At Harrington School, Sharif was transferred out of his kindergarten class when the behavior started. He lasted a week or two in the second class and then was moved to a third for the same reason, his mother said. Problems persisted, but there were no other kindergarten classes to try, Floyd said.

"By then, it was the end of the school year, and they were calling me to come get him every day," she said.

Floyd thought a change of environment might help. She enrolled Sharif in first grade at the Renaissance Charter School. But after he fought with other children and had tantrums, she moved him again, this time to Longstreth.

Last year, another of Sharif's half-brothers, also an adult, was shot in the back and paralyzed, Floyd said. Sharif was hurt again.

"There's no real male role models in his life and those that were were taken away in one way or another," Floyd said.

Sharif agrees that he's angry and doesn't know what to do with his anger.

He said he doesn't like "people holding me, grabbing me, and in my face and stuff."

The day he swung at the parent volunteer, he said, he thought she was going to hit him.

He ignored an order from her to return to his seat and made a face. She "got up in my face," he said. So he swung first.

The school district declined to make the parent volunteer available for comment.

The school suspended Sharif for five days. Sharif was discouraged, Floyd said.

"The morale just went down," she said.

School staff, Floyd said, had talked about transferring Sharif out of Longstreth to another elementary school. The district's Taylor, however, said that was not under consideration.

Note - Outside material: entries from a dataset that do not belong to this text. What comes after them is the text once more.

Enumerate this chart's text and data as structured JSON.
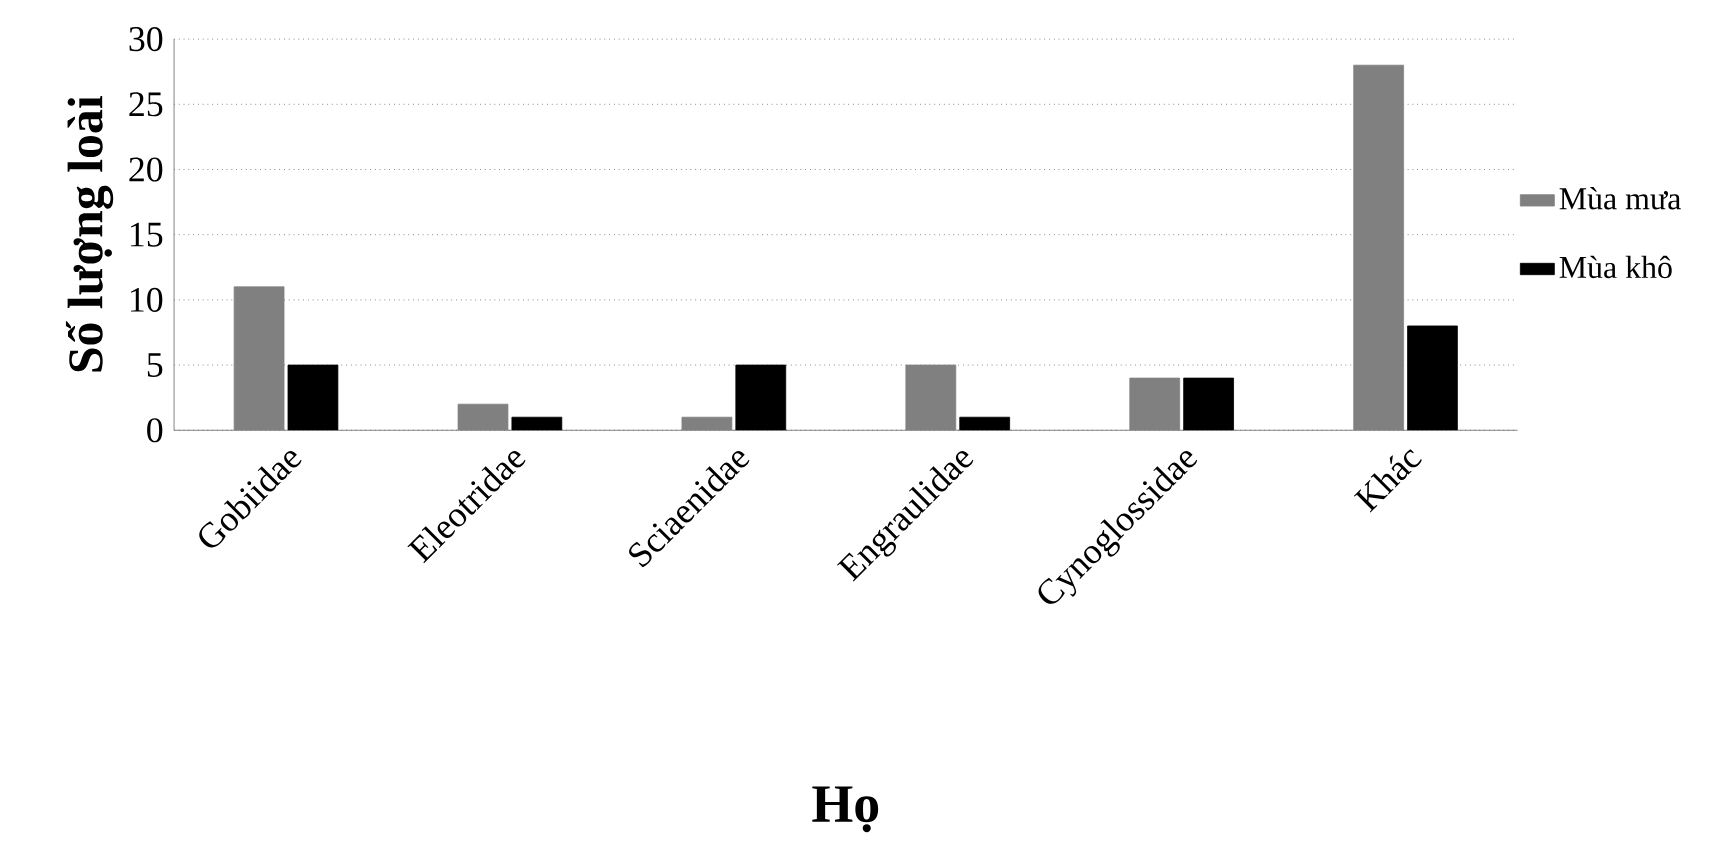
{
  "chart_data": {
    "type": "bar",
    "xlabel": "Họ",
    "ylabel": "Số lượng loài",
    "categories": [
      "Gobiidae",
      "Eleotridae",
      "Sciaenidae",
      "Engraulidae",
      "Cynoglossidae",
      "Khác"
    ],
    "series": [
      {
        "name": "Mùa mưa",
        "color": "#808080",
        "values": [
          11,
          2,
          1,
          5,
          4,
          28
        ]
      },
      {
        "name": "Mùa khô",
        "color": "#000000",
        "values": [
          5,
          1,
          5,
          1,
          4,
          8
        ]
      }
    ],
    "ylim": [
      0,
      30
    ],
    "yticks": [
      0,
      5,
      10,
      15,
      20,
      25,
      30
    ],
    "grid": "y",
    "legend": "right"
  }
}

Chris Berglund, a social service agency worker familiar with the case, said the school was looking to transfer Sharif until he began asking questions. It would have been unfair to move Sharif when the system was failing to give him what he needed, Berglund said.

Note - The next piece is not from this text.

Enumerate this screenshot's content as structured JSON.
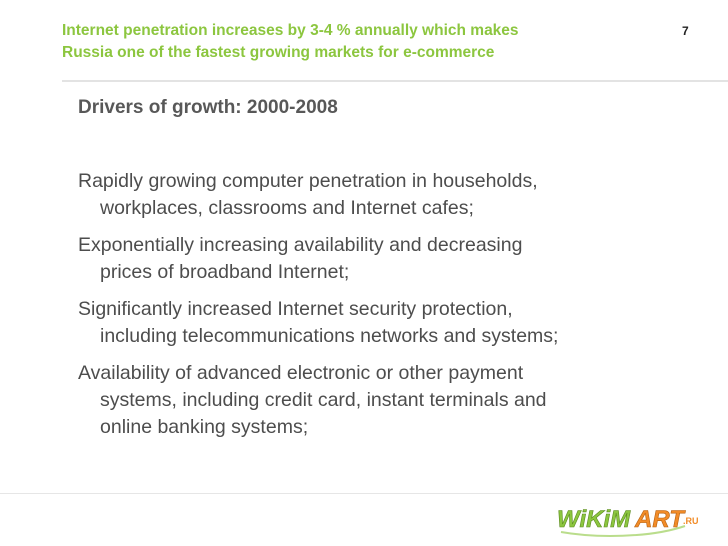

"It was such a complete and utter breakdown on both sides of the fence: the behavioral health side, my side," he said, taking part of the blame, "and the school's side, the education side."

There are limits to what the district can do with students as young as Sharif. Students must be in at least third grade to attend special classes for disruptive students.

Since the incident, the school has worked on a plan to help with Sharif's behavior, Taylor said.

Floyd said she hoped school staff would listen to her son and understand that some things they say hurt his feelings and trigger his anger.

"Instead of crying, he'll get angry. That's how he'll show the emotion," she said.

Sharif is an active boy with seemingly boundless energy. On a walk to the playground, he flipped into hand stands, break-danced, and ran full steam toward a tree, grabbing a branch and swinging around it.

Sharif's father, who is in prison on drug-related charges, will be getting out of jail soon and plans to rejoin the family, Floyd said. Sharif wants to ride bikes with his father and play basketball and football, he said.

"I try to stress to Sharif that he has a father who wants to be with him," Floyd said. "I said, 'Be thankful you do have a father.' I try to have him look at it that way. But he might be too young to understand that."

She hopes Sharif can get help somewhere for his anger. The counseling program at Children's Village offers some help, she said.

"If he can control that anger," she said, "school will be a breeze."